Skinner a Ă©galement compris comment adapter sa musique au ton des morceaux. MatĂ©riel de pirate d’origine n’est pas entiĂšrement le point de vue de Skinner sur le garage britannique, bien qu’il y en ait beaucoup lĂ -dedans. Certaines parties de l’album transforment le rap amĂ©ricain en de nouvelles formes intĂ©ressantes. Certaines parties de celui-ci anticipent le grime, le nouveau genre de garage qui prenait dĂ©jĂ  forme ailleurs Ă  Londres. Skinner n’avait rien Ă  voir avec ça, mais il se retrouvait au moins parfois dans les mĂȘmes piĂšces que ces gars-lĂ . « Weak Become Heroes » utilise efficacement les Ă©chos des hits rave passĂ©s. Un autre single, « Let’s Push Things Forward », adapte le ska fantomatique 2-Tone des Specials, un groupe qui a fait la chronique de la vie des jeunes de la classe ouvriĂšre provinciale anglaise go-nowhere 20 ans plus tĂŽt.
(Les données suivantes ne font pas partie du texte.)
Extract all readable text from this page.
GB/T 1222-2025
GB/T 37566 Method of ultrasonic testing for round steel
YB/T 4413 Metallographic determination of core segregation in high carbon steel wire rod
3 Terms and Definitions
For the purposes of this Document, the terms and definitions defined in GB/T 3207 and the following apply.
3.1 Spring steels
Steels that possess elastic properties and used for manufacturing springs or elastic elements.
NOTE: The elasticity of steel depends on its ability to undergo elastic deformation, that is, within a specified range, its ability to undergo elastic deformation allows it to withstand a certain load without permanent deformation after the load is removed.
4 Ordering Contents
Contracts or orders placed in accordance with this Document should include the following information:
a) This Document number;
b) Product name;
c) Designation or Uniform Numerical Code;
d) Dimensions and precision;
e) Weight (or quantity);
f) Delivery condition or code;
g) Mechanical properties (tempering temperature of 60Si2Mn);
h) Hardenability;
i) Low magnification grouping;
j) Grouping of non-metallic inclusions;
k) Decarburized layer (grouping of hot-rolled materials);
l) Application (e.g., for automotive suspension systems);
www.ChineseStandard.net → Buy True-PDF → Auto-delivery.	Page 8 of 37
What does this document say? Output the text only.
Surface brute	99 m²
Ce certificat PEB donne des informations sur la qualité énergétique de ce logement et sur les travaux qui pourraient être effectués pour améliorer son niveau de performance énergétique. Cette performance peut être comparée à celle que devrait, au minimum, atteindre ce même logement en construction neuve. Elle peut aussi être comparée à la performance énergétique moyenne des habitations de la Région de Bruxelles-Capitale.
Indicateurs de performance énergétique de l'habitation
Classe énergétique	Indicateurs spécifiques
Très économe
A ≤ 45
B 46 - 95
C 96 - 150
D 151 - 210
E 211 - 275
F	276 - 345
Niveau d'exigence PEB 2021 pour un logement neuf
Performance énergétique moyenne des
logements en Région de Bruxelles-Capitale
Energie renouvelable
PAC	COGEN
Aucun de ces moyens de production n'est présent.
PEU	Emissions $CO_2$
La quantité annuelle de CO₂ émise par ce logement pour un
MatĂ©riel de pirate d’origine a Ă©tĂ© un coup critique des deux cĂŽtĂ©s de l’Atlantique. Au Royaume-Uni, c’était quelque chose comme un succĂšs pop, envoyant quatre singles dans le top 40 et finalement en platine. Dans la patrie de Skinner, l’album l’a prĂ©parĂ© Ă  devenir briĂšvement une pop star sur son prochain album. Aux États-Unis, la pure britannicitĂ© du disque en a fait une curiositĂ© fascinante. Si vous ne saviez pas oĂč se trouvait Skinner Ă  l’intersection du garage et de l’indie, alors il ressemblait Ă  ce qui pourrait arriver si les Britanniques dĂ©cidaient soudainement qu’ils pouvaient rapper. (Danny Brown, un futur collaborateur de Mike Skinner, Ă©tait un grand fan, bien qu’il ait admis plus tard Ă  Skinner que ses amis n’aimaient pas du tout le disque.)
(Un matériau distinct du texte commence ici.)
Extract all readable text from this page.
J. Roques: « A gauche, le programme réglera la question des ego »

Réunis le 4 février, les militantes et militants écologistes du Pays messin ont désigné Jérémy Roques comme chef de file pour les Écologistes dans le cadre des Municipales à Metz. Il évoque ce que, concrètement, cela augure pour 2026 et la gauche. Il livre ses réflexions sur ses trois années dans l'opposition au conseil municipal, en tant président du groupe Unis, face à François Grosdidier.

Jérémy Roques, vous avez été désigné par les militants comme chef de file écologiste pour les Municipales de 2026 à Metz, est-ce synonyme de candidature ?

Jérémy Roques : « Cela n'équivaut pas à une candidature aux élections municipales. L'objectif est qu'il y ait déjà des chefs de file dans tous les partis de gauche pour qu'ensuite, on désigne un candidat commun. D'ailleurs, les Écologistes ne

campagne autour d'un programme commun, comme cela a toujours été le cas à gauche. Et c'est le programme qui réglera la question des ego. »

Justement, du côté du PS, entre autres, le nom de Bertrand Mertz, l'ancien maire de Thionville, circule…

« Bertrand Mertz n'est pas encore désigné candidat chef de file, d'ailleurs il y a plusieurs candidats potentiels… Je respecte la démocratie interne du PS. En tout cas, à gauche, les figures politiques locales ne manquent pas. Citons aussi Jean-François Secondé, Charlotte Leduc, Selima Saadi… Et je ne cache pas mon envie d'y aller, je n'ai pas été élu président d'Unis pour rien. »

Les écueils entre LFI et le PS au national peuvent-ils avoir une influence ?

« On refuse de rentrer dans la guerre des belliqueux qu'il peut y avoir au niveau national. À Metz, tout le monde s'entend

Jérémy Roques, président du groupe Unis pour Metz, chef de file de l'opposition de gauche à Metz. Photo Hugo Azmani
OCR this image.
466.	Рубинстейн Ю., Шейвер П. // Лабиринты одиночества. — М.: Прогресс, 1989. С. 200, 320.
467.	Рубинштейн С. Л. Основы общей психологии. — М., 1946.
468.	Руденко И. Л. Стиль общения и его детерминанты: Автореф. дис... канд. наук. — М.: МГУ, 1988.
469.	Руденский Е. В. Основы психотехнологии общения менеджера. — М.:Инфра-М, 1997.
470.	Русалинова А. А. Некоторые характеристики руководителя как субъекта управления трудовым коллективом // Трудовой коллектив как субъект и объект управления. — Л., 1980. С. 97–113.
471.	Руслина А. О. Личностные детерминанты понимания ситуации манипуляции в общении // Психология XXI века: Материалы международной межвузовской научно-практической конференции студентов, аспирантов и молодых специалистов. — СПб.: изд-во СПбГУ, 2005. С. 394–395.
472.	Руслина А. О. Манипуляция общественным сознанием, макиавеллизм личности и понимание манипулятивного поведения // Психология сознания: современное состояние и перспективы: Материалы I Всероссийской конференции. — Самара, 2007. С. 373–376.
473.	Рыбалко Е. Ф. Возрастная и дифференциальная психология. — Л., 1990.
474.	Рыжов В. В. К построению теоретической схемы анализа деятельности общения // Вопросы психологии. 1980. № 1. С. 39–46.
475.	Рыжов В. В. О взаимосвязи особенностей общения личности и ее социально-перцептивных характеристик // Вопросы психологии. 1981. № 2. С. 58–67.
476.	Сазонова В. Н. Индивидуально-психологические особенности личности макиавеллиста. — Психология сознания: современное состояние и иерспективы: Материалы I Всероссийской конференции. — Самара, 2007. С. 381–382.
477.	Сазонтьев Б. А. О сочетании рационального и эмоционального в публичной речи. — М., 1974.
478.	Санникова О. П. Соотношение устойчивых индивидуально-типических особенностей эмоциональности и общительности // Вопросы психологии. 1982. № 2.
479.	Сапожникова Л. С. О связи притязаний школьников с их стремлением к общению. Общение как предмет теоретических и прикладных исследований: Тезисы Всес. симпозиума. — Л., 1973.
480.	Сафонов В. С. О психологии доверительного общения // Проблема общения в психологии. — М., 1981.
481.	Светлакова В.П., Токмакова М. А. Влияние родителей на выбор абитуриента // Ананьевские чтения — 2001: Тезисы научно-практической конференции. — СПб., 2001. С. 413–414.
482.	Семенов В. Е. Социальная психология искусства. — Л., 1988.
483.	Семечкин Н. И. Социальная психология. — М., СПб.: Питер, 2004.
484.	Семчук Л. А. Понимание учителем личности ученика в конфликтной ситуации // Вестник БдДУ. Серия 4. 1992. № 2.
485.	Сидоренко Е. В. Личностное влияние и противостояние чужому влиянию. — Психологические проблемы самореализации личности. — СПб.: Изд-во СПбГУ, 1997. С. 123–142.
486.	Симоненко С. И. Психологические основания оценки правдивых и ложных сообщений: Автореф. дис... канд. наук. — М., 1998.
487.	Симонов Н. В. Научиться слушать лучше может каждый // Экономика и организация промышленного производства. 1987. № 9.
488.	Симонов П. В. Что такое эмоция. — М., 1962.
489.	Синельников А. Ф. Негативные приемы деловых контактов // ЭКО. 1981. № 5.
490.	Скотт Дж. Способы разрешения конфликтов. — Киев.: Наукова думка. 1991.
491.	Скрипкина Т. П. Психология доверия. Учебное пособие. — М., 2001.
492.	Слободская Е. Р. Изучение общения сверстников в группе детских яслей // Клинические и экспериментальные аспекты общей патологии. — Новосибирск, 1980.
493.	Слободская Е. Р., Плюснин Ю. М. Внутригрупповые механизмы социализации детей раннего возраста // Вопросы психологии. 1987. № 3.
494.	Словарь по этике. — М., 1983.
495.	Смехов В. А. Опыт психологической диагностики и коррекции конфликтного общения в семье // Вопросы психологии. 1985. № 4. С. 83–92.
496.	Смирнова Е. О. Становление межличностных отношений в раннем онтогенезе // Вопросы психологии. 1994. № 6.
Ce n’est pas tout Ă  fait juste d’appeler MatĂ©riel de pirate d’origine un album capsule temporelle, mĂȘme s’il n’a pu provenir que d’un endroit prĂ©cis Ă  un moment prĂ©cis. Au lieu de cela, c’est une valeur aberrante – un exemple d’un jeune artiste douĂ© trouvant sa voix en mettant en Ă©vidence tout ce qui le distingue. Dans la grande histoire de la musique rap britannique et de la culture radio pirate, MatĂ©riel de pirate d’origine pourrait n’ĂȘtre qu’une note de bas de page ; la crasse serait arrivĂ©e avec ou sans Mike Skinner. Mais Skinner Ă©tait un artiste vraiment influent d’une maniĂšre que personne n’aurait anticipĂ©e.

En 2002, l’annĂ©e oĂč MatĂ©riel de pirate d’origine est sorti, beaucoup de battage mĂ©diatique britannique a Ă©tĂ© dirigĂ© loin de Skinner et vers Le support, le premier album des jeunes jolies filles gaspillĂ©es les Libertines. Mais quand les Arctic Monkeys sont arrivĂ©s quelques annĂ©es plus tard et sont devenus la plus grande chose du brit-rock depuis Oasis, Alex Turner ressemblait beaucoup plus Ă  Mike Skinner qu’à Pete Doherty ou, d’ailleurs, Ă  Liam Gallagher. Mike Skinner a vraiment fait avancer les choses, et le monde, nous l’avons appris, voulait en savoir beaucoup plus sur une journĂ©e dans la vie d’un geezer.